Look for the text’s strengths.

No text is perfect, but (hopefully) every text has something good about it. Don’t be like the history teachers we used to have in middle school who would insist on going through the book page by page. I don’t think I ever learned anything in school about American history past the Civil War until I became a college history major.

Find what is good about the text and use it.

I had a text I did not like this last year. It had three redeeming features (in my opinion). One was an incredible set of graphics and the others were two good sections, one on art and one on advertising. As a class we began with the art section, used the graphics and their questions after that, and then went on to the advertising section. That was it. I didn’t use anything but the best from that text, even when it was fairly limited.

Look for the text’s weaknesses.

No text is perfect. Every text is going to have some flaw. You need to examine the text and see what flaws you find.

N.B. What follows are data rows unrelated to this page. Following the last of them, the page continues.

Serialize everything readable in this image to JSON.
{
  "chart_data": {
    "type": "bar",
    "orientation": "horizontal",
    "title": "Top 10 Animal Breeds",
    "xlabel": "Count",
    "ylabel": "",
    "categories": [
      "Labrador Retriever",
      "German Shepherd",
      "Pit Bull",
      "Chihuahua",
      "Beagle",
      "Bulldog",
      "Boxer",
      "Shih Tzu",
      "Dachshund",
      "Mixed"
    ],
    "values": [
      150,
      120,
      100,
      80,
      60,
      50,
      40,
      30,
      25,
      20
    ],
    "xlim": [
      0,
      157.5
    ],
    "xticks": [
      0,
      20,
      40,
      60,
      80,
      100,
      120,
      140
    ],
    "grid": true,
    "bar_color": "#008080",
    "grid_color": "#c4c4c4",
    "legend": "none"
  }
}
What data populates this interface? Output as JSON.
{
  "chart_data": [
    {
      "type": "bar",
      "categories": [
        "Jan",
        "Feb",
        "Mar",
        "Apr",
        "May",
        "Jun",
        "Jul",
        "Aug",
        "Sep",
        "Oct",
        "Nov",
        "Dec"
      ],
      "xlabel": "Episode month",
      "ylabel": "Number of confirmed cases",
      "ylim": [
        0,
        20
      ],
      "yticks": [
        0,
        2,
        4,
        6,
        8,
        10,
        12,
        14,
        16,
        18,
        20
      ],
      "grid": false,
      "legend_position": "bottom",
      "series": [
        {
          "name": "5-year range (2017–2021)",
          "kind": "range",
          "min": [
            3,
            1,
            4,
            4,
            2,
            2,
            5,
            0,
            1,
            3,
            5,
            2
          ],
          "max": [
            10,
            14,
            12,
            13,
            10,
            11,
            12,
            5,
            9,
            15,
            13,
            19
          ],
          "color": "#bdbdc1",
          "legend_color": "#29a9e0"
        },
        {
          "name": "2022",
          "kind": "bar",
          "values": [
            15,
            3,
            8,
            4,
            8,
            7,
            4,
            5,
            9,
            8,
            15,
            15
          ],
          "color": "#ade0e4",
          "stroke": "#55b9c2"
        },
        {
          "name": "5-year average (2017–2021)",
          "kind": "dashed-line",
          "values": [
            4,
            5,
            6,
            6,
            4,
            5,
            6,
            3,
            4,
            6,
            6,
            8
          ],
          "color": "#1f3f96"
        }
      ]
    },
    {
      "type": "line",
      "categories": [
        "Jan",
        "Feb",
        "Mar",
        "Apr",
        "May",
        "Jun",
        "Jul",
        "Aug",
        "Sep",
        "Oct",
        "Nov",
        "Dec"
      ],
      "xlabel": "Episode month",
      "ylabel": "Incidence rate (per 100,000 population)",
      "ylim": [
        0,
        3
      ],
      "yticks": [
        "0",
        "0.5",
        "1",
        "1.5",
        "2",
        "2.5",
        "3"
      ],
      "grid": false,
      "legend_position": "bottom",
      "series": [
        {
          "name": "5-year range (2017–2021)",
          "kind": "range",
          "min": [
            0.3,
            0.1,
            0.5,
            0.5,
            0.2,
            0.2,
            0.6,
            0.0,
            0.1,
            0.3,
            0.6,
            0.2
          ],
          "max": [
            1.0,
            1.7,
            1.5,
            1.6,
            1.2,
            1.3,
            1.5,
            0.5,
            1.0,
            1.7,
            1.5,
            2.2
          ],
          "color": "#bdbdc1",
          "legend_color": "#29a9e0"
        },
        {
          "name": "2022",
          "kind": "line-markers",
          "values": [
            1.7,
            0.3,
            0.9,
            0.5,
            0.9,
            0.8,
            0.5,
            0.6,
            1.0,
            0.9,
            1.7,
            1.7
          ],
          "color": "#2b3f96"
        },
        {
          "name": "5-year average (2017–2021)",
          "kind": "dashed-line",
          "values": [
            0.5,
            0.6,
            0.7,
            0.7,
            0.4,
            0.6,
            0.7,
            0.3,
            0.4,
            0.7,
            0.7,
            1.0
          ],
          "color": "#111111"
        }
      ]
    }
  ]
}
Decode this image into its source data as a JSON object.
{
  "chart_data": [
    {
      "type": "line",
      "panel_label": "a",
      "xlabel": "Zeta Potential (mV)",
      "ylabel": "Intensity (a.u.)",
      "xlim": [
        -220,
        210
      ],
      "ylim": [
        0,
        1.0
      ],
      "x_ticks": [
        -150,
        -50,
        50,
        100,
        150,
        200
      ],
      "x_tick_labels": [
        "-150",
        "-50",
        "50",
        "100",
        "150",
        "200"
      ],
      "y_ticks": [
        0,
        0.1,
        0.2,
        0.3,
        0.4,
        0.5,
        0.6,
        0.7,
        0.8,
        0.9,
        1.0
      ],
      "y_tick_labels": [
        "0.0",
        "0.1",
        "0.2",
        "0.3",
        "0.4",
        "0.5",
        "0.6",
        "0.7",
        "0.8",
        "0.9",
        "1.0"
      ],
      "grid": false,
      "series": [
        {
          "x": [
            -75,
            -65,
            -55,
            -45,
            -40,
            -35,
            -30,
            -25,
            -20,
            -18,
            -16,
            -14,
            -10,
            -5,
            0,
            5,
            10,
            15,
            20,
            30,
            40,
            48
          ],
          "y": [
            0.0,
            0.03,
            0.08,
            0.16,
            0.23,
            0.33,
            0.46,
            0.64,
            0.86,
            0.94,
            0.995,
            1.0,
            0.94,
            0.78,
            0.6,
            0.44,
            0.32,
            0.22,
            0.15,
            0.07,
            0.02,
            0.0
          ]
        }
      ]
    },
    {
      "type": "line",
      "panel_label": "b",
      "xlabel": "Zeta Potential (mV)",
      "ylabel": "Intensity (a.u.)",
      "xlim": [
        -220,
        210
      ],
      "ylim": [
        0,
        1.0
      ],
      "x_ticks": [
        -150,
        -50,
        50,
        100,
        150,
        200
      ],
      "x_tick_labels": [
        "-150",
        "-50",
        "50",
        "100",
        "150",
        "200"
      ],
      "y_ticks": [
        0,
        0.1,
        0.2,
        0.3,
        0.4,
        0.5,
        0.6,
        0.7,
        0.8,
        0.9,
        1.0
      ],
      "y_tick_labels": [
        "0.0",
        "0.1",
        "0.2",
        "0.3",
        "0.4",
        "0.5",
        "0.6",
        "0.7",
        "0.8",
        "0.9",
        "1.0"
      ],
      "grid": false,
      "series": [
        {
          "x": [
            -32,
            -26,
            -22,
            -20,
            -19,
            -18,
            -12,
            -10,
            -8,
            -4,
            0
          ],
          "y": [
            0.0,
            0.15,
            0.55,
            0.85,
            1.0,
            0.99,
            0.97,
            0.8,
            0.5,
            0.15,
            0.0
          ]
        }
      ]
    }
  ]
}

Be honest about what those flaws are. Tell the students. Model critical reading for them. It will encourage them to read critically as well. It will also encourage them to look at flaws even in their textbooks, the medium of received knowledge which until your class has been sacrosanct.

Avoid the weaknesses of the text as much as possible or, if it is not possible, point out the weakness and ask for the students to recommend some other way of doing the thing or some other article on the topic or … It gets them involved.

Don’t solely focus on the weaknesses though. Your department (or whoever) picked this book for a reason. Focus on the redeeming feature(s).

Teach to your strengths, whether the text goes there or not.

Sometimes we have to work with what we are given, but we can still find what we do well in that area and teach with it in mind.

Remember that the text is a tool.

The text is not supposed to be a bear trap that springs closed on your classroom and holds it still till it bleeds out. It is supposed to be a starting point, a jumping off point, a useful tool for your teaching. Use it; don’t let it abuse you.